Two of our grandchildren were at “The Game” on Nov. 23 and had their first real lessons in civil disobedience and bigotry, all in the hourlong intermission caused by the combined Harvard-Yale students’ “climate change emergency” protest.
I can only imagine what they might have learned about leadership and respect for the freedom of expression, had Yale’s President Peter Salovey taken over the public address system 20 minutes into the students’ climate change protest and said something like, “I know you students sitting on our 50-yard line feel deeply about the issue you protest. You’ve made your point and we are committed to continuing the discussion, but in another time and place. Your classmates and their families and thousands of others deserve the chance to participate in this important experience in their lives — many for the last time. Please leave peacefully and we will talk on Monday, and your classmates and friends will get to see through what they have accomplished so far today.”
Instead, 42 were arrested.
The second lesson came in the form of bigotry both on and off the field. Some Yale football players turned to the Yale crowd, giving thumbs-down and throat-slitting gestures. Then, shouts from behind us began, “Security! Cuff the commies!”, “Tear gas would work!,” “Where are the dogs?,” “Transfer to Berkeley!” (my wife Marsha’s favorite)

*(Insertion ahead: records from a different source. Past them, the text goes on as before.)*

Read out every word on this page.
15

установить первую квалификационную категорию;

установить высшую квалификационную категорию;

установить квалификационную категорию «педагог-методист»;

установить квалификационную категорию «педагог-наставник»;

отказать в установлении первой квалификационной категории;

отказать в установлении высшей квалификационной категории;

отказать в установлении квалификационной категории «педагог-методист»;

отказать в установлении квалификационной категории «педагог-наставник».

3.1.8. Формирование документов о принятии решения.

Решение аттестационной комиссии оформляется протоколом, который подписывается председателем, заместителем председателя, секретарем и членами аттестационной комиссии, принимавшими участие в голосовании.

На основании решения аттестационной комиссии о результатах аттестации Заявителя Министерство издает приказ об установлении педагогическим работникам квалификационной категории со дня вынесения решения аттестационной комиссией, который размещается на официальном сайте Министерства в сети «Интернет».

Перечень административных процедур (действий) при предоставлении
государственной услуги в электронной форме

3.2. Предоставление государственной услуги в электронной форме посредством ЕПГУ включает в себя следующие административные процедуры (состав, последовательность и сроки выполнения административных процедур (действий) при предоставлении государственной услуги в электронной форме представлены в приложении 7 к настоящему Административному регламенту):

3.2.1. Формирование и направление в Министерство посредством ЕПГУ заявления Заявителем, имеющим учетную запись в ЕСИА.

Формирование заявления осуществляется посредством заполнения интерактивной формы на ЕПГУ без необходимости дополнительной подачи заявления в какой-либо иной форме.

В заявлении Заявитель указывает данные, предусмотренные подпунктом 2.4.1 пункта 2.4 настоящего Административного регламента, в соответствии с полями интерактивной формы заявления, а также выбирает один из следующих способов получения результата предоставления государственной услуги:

A man behind me asked “so, what’s the emergency?” I said the students are deeply upset that so few people are listening to the fact that we’ve got about a decade to turn this around, or their grandchildren aren’t going to have any place to live. “Oh.”
The gut-wrenching comparisons to a Trump political rally were seering. Indeed, what are we becoming? Maybe we’ll find out as we watch Yale and Harvard deal with this “disturbance.” There were, of course, tens of thousands of people at that game who were not bigots, but in the face of the ugly chants, most stayed silent for fear of what opposition might ignite.
Sound familiar? “First they came for the socialists …” This is the opening line from Martin Niemoller’s 1946 poem about silence in the face of bigotry and extremism. We can all do better, and time is no longer on our side.
Kyle D. Pruett, M.D.
Northampton
The writer is a clinical professor of psychiatry, and a 1965 graduate of Yale’s School of Medicine.